The phone rang. I answered it. It was Nick Slade, as if on cue. But before I could bring up our ethical dilemma, he spoke up.
“Another judge has been gunned down and we’ve been hired to investigate. The client specifically asked for Monk.”
“Who’s the client?” I asked.
“Salvatore Lucarelli,” he said.
“The mobster?”
“That’s yet to be proven in a court of law,” he said. “And the judge who was supposed to hear that case is the guy who was just killed.”
“Wait a minute,” I said. “I thought Judge Stanton, the judge who was killed in Golden Gate Park, was supposed to preside over that case.”
“He was,” Slade said. “Judge Carnegie was next in line, which makes Lucarelli the top suspect, which is why he wants Monk to prove that he’s innocent.”
“Mr. Monk will never work for Salvatore Lucarelli,” I said, glancing at my boss, whose ears seemed to perk up at the mention of the mobster’s name.
“You don’t know your boss as well as you think you do,” Slade said. “Monk has worked for Lucarelli before; that’s why he’s asking for him again now.”
I glanced again at Monk and, from the expression on his face, I knew that what Slade had said was true.
Mr. Monk and the Godfather
I couldn’t believe that Monk had ever worked for the mob. But he had. He gave me all the details as I drove him down to the county jail in our new Lexus.
It had happened shortly before his previous assistant, Sharona Fleming, left him and I was hired. Someone walked into a barbershop that was a front for Lucarelli’s gambling and protection racket and killed everybody in the place.
Lucarelli and his men wanted revenge but he didn’t want to spark a mob war, so he snatched Monk off the street and pressed him into service to find out who was responsible for the massacre.
Monk took the job because he was terrified not to, and because the feds, who were staking out Lucarelli, saw this as a perfect opportunity to get a man on the inside.
The feds made Monk wear a tie with a listening device woven into it and sent him back into the heart of the San Francisco mob.
Monk caught the killer and discovered that the massacre had nothing to do with Lucarelli’s money-laundering operation, but that’s a long story that I’ll have to tell you about another time.

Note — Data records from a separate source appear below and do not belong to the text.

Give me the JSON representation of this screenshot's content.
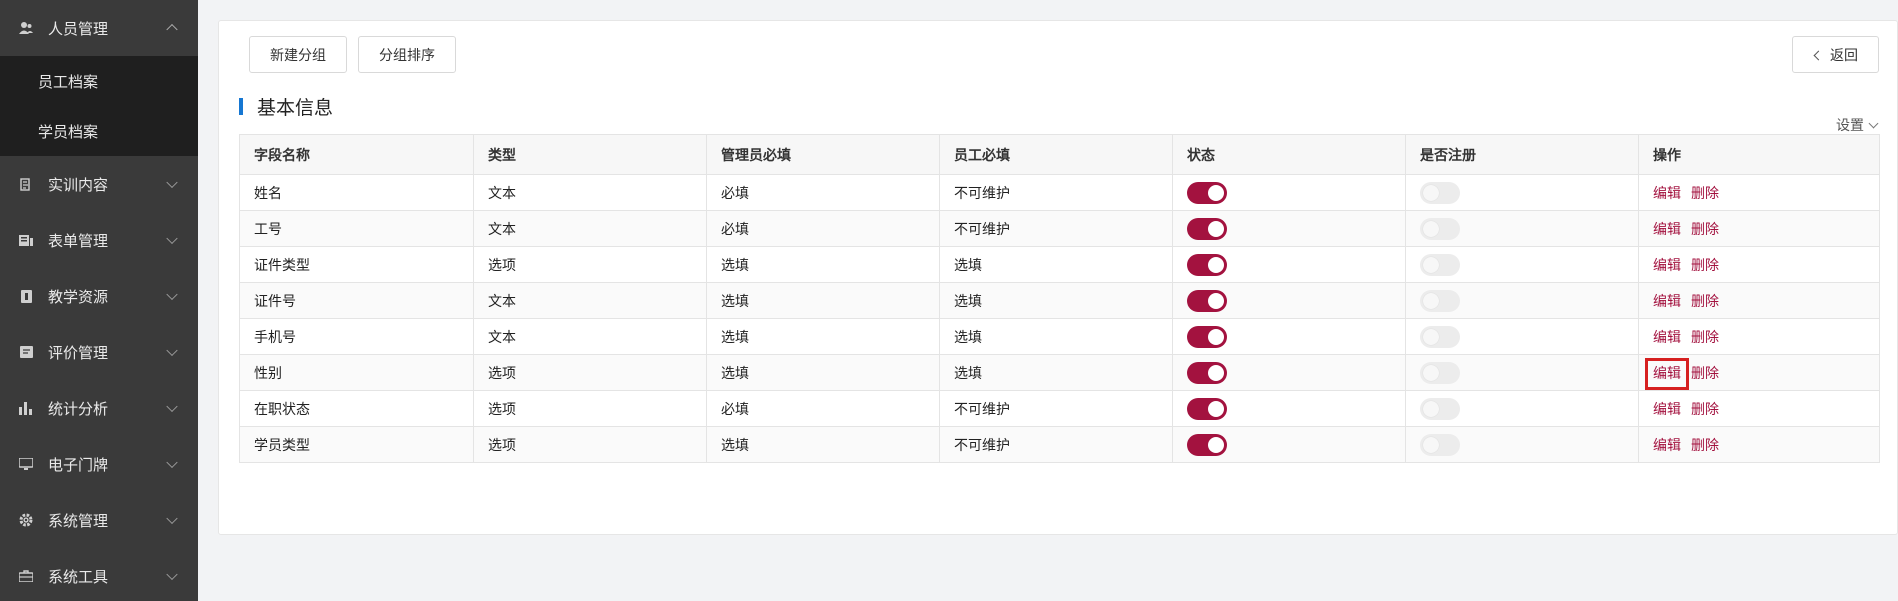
{
  "sidebar": {
    "items": [
      {
        "label": "人员管理",
        "icon": "person-icon",
        "open": true,
        "children": [
          {
            "label": "员工档案"
          },
          {
            "label": "学员档案"
          }
        ]
      },
      {
        "label": "实训内容",
        "icon": "document-icon"
      },
      {
        "label": "表单管理",
        "icon": "form-icon"
      },
      {
        "label": "教学资源",
        "icon": "book-icon"
      },
      {
        "label": "评价管理",
        "icon": "review-icon"
      },
      {
        "label": "统计分析",
        "icon": "bar-chart-icon"
      },
      {
        "label": "电子门牌",
        "icon": "monitor-icon"
      },
      {
        "label": "系统管理",
        "icon": "gear-icon"
      },
      {
        "label": "系统工具",
        "icon": "toolbox-icon"
      }
    ]
  },
  "toolbar": {
    "new_group": "新建分组",
    "sort_group": "分组排序",
    "back": "返回"
  },
  "section": {
    "title": "基本信息",
    "settings": "设置"
  },
  "table": {
    "columns": [
      "字段名称",
      "类型",
      "管理员必填",
      "员工必填",
      "状态",
      "是否注册",
      "操作"
    ],
    "rows": [
      {
        "name": "姓名",
        "type": "文本",
        "admin_required": "必填",
        "staff_required": "不可维护",
        "status": true,
        "registered": false
      },
      {
        "name": "工号",
        "type": "文本",
        "admin_required": "必填",
        "staff_required": "不可维护",
        "status": true,
        "registered": false
      },
      {
        "name": "证件类型",
        "type": "选项",
        "admin_required": "选填",
        "staff_required": "选填",
        "status": true,
        "registered": false
      },
      {
        "name": "证件号",
        "type": "文本",
        "admin_required": "选填",
        "staff_required": "选填",
        "status": true,
        "registered": false
      },
      {
        "name": "手机号",
        "type": "文本",
        "admin_required": "选填",
        "staff_required": "选填",
        "status": true,
        "registered": false
      },
      {
        "name": "性别",
        "type": "选项",
        "admin_required": "选填",
        "staff_required": "选填",
        "status": true,
        "registered": false
      },
      {
        "name": "在职状态",
        "type": "选项",
        "admin_required": "必填",
        "staff_required": "不可维护",
        "status": true,
        "registered": false
      },
      {
        "name": "学员类型",
        "type": "选项",
        "admin_required": "选填",
        "staff_required": "不可维护",
        "status": true,
        "registered": false
      }
    ],
    "actions": {
      "edit": "编辑",
      "delete": "删除"
    },
    "highlighted_row": 5
  },
  "colors": {
    "accent": "#a3123f",
    "title_bar": "#1677d2",
    "sidebar_bg": "#3a3a3a",
    "submenu_bg": "#1f1f1f"
  }
}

Monk averted a mob war but the feds were mad at him. It wasn’t because he failed to get any evidence against the mobster. What pissed them off was that Monk washed and ironed his wired tie, ruining it. If toilet seats on aircraft carriers cost four figures, just imagine what a transmitting tie must go for.
As we were nearing the jail on Seventh Street, I quickly filled Monk in on what Slade had told me. Judge Carnegie was gunned down while taking his dog on his daily morning walk. With Judge Stanton dead, Judge Carnegie was next up in the rotation to preside over Lucarelli’s trial, which made the mobster the prime suspect in both killings. Now Lucarelli’s trial was indefinitely delayed and the next judge in line was under police protection.
We parked the car and entered the county jail, a striking building with undulating curves of frosted glass and an enormous sheriff’s badge mounted on the exterior. It looked more like a shopping mall than a jail, but once we were inside, any pretense of being something else was dropped. It looked just like you’d expect a jail to look.
We went through the various security gates, a wearisome ritual that always reminded me of that long corridor of sliding, swinging, and dropping doors that Maxwell Smart walks down at the beginning of each episode of Get Smart. I think they did it in the movie, too.